The lesson here is to adapt or die... its a sad lesson... I've lost Our Price and Impulse in Hamilton... and apart from Woolworths and ASDA there isn't anywhere to by music in Motherwell. I have to go to one of the 2 Fopps in Glasgow... or HMV... or one of the Virgins (no laughing... but there are at least 2 Virgins in Glasgow).
This got me thinking about the parallels between church and record shops...
Both have had to shut up shop in places due to a lack of popularity... although the record stores have headed towards the urban centres and the malls... and the churches have moved towards the more middleclass areas. Congregations have become smaller... neighbourhoods / parishes are being left unrepresented.
Both offer tremendous "product" and potential for community (I use the word "product" carefully when talking about church - God's grace and love is not a commodity! nor is it for sale - its a freebie of infinite value!) but this is being lost amongst a myriad of instant choice and self-gratification.
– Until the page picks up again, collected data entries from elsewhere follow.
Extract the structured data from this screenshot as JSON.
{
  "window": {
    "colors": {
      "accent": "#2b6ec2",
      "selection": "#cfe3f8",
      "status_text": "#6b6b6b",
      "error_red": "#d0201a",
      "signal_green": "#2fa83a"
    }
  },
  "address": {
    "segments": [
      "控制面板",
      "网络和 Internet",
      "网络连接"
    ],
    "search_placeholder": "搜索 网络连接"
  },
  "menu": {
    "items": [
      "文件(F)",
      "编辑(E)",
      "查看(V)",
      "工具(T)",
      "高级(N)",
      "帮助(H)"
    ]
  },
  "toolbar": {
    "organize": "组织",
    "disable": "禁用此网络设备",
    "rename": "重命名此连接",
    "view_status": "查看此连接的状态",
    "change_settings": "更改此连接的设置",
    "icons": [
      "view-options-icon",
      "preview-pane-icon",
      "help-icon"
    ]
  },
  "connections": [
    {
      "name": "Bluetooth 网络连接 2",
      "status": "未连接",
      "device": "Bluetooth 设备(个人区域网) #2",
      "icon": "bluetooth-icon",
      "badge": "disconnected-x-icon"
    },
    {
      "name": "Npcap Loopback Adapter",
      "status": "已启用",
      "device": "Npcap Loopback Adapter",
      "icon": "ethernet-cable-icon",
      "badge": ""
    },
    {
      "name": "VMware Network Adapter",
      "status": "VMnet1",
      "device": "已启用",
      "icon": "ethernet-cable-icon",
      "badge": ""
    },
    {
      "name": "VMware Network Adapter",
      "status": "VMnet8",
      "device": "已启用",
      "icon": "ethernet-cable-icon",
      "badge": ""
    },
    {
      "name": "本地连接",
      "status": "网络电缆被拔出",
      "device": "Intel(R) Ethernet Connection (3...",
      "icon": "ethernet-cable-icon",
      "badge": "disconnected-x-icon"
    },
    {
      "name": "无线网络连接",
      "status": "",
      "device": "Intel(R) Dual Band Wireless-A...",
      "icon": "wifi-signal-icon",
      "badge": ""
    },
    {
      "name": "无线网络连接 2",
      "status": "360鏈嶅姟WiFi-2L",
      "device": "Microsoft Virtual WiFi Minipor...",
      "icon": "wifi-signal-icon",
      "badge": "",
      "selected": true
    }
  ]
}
Can church learn from Record Stores? Yes... vinyl is increasing in popularity... people are discovering the classics (like me and the Beatles)... there is a real yearning of the authentic... the real... the tangible... that is just as prevalent for the church as it is for Record Stores. The expression of quality over quantity can be heard, first hand, when you listen to a record (in my humble opinion)... or at least a CD. I am Apple's biggest fan... but even I acknowledge the fact that music is better uncompressed... and even better analogue (ohmygoodness... I sound old)
Anyway... where am I going with this? We need to diversify... adapt and grow... move away from nostalgia... without losing a sense of purpose or identity. This isn't about selling any old CD... like the junk you see in Poundstretcher or in the queue at the Post Office... this is all about the music. A Record Store is all about selling records / CDs... its about selling the latest... and possibly most obscure... and building community by hiring people who have the knowledge.
Think local... Support your local Record Shop... before you lose it too!